I need to get samples from an unnormalized distribution $$p(\theta, \tau | D)$$. However, sampling directly from the joint distribution with Metropolis-Hastings is hard, as the sampler rarely finds acceptable states. So, I am trying to do Gibbs sampling by alternatingly sampling from the conditional distributions $$p(\theta|\tau, D)$$ and $$p(\tau|\theta, D)$$ with separate Metropolis-Hastings (MH) samplers.

Each time I update $$\theta$$ or $$\tau$$, I am changing the conditional distributions $$p(\theta|\tau, D)$$ and $$p(\tau|\theta, D)$$. So, if I understand correctly, the MH samplers would need a burn in period to draw reasonable samples from the intended distributions.

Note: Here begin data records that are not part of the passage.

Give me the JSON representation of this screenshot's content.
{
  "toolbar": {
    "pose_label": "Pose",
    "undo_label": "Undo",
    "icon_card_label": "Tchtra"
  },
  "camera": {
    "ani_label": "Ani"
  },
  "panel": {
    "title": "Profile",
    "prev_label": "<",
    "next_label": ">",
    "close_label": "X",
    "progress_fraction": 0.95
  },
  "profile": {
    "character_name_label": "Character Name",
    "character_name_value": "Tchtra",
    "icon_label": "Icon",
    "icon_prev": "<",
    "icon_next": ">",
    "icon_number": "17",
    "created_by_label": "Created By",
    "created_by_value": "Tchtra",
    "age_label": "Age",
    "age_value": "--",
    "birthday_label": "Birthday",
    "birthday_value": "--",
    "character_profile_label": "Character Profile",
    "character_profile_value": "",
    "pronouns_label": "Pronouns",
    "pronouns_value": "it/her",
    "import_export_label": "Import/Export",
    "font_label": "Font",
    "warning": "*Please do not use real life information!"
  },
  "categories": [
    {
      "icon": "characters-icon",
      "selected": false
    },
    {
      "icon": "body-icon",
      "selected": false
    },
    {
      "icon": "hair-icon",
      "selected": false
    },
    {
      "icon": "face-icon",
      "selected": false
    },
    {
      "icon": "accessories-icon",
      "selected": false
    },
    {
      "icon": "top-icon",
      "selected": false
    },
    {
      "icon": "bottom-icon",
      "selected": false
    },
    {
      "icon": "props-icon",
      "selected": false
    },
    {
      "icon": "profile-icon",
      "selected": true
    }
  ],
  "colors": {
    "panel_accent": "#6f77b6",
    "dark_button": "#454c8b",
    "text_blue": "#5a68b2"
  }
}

My problem is, when I set a small burn in period of just 30 iterations in the MH samplers, each sweep of the Gibbs sampling takes longer than 10 seconds. Running this for merely 4000 iterations would take over half a day.

I have a few related questions that probably belong to the same thread.

Questions:

1. I have a separate burn in period for the Gibbs sampler too. In this scenario, is it necessary to have burn in periods for both the Gibbs sampler and the Metropolis-Hastings?

2. In Metropolis-Hastings, a burn in period of 30 iterations is probably very small. Should I increase it? I am worried that this might take too long.

3. In this kind of situation, how would you speed up the code? Would you recommend any other algorithm, or any variant of Metropolis-Hastings or Gibbs?

This is a common misunderstanding about Metropolis-within-Gibbs: at each Gibbs step, the Metropolis-within-Gibbs need not converge! A single iteration is enough. This means running $$T$$ iterations of the Gibbs sampler, i.e., $$2\times T$$ simulations of the full conditionals $$p(\theta|\tau,D)$$ and $$p(\tau|\theta,D)$$. And equally $$2\times T$$ Metropolis calls to replace exact simulations from $$p(\theta|\tau,D)$$ and $$p(\tau|\theta,D)$$. Concerning the burnin for the Gibbs sampler, it will depend on the correlation between $$\theta$$ and $$\tau$$ so it is unwise to advise a fixed number out of the blue.